Erika Bechara - É legítimo que o governo queira saber para quem ele está concedendo os benefícios fiscais. Ele pode até, eventualmente, querer conhecer a entidade, pedir que ela forneça relatórios para ele saber se, de fato, ela é uma entidade que aplica recursos nos seus objetivos sociais. Isso é previsto pelo código tributário. Esse acompanhamento é possível de ser feito. Mas o que o poder público tem que saber não é como aplico o recurso do outro e sim qual é o meu objetivo, se eu tenho direito à isenção, se eu sou de fato uma entidade voltada a fins sociais. Ele pode até requerer relatórios para verificar se não sou uma fachada. Mas, talvez, um outro tipo de controle, não a prestação de contas para o Ministério Público, só para mostrar como eu estou recebendo os recursos. Então, tem que se pensar em algum tipo de controle, que não seja uma intromissão indevida do poder público nos recursos ou na atuação dessa entidade.

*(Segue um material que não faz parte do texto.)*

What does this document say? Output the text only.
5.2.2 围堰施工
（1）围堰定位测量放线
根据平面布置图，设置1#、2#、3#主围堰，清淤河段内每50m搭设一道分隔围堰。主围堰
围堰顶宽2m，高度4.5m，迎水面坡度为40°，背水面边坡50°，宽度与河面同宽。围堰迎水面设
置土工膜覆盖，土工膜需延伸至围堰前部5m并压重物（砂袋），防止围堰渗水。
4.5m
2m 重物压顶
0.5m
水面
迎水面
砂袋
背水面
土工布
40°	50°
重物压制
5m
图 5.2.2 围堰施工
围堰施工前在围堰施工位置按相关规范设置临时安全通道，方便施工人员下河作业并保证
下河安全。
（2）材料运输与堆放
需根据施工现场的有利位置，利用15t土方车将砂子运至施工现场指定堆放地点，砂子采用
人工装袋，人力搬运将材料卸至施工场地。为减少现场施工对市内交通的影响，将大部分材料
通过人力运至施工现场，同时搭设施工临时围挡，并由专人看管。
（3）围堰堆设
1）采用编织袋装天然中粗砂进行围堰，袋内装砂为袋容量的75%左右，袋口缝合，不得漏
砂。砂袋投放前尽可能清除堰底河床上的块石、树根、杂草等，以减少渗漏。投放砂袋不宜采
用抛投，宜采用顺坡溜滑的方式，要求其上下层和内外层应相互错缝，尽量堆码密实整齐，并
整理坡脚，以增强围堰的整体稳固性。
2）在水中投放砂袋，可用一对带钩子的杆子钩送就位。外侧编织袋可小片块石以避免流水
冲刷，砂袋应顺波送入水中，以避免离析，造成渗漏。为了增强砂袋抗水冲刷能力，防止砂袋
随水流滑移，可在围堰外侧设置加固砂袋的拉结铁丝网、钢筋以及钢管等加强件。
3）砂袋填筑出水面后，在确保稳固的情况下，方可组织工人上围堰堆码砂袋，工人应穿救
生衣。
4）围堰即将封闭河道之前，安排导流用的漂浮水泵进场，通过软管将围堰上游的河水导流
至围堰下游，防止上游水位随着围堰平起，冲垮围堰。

setor3 - Na sua avaliação, esse PL breca de alhuma forma o crescimento e desenvolvimento do Terceiro Setor?
Erika Bechara - Ele não breca, mas também não estimula nem um pouco, porque começa a criar um excesso de burocracia... Ele não impede o desenvolvimento de uma atividade do Terceiro Setor, mas diz que a entidade vai ter que prestar contas de tudo, de seus recursos privados, públicos, vai ter que estar cadastrada, obter qualificações, apresentar relatórios... Então, cria uma burocracia (a pretexto de criar um controle), que ou vai gerar um descumprimento por parte das entidades, ou um desestímulo. Por que burocratizar tanto? Ele poderia pelo menos pensar em um sistema único de controle, que facilitasse e agilizasse e que não obrigasse a entidade a prestar contas e informações a vários órgãos. Então, tem que se pensar em uma diminuição dessa burocracia, não aumentar.

setor3 - A Abong divulgou, recentemente, um informe dizendo que o PL 07/2003 não reconhecia a importância do Terceiro Setor para o processo democrático e não fazia uma diferenciação entre os diversos tipos de organizações existentes no Brasil. A sra. concorda?
Erika Bechara - É aquilo que havíamos falado no início. Essa lei tem um outro objetivo. Acho que, o que a Abong quis dizer é que teria sido importante haver uma mobilização dos senadores, deputados, da sociedade civil para discutir uma regulamentação efetiva do Terceiro Setor. O que fizeram aqui foi uma medida paliativa: "Vamos criar uma lei só para criar um controle determinado ali e ponto". Essa lei faz muito pouco. O Terceiro Setor está precisando de uma lei para, talvez, regulamentar a sua atividade como um todo, não um aspecto específico. A crítica da Abong, me parece, foi justamente essa: ao invés de pensarem em uma coisa macro, foram pensar em uma 'firulinha', em uma coisa 'pequenininha...'

setor3 - Nesse sentido, seria produtivo chamar a sociedade civil para discutir uma regulamentação do Terceiro Setor em vez de a questão ficar restrita apenas aos senadores e deputados?
Erika Bechara - Com certeza. Um projeto de lei, sem a participação da sociedade civil organizada - de todo o Terceiro Setor -, que é o maior interessado, não tem legitimidade nenhuma.

setor3 - Você acha que vai ter uma mobilização efetiva contra a aprovação desse projeto de lei?
Erika Bechara - Eu acredito que sim. Ele foi aprovado recentemente no Senado, mas agora eu já tenho visto artigos em vários meios de comunicação. A Abong, o Gife já se manifestaram. Então está nascendo uma mobilização contra esse projeto de lei.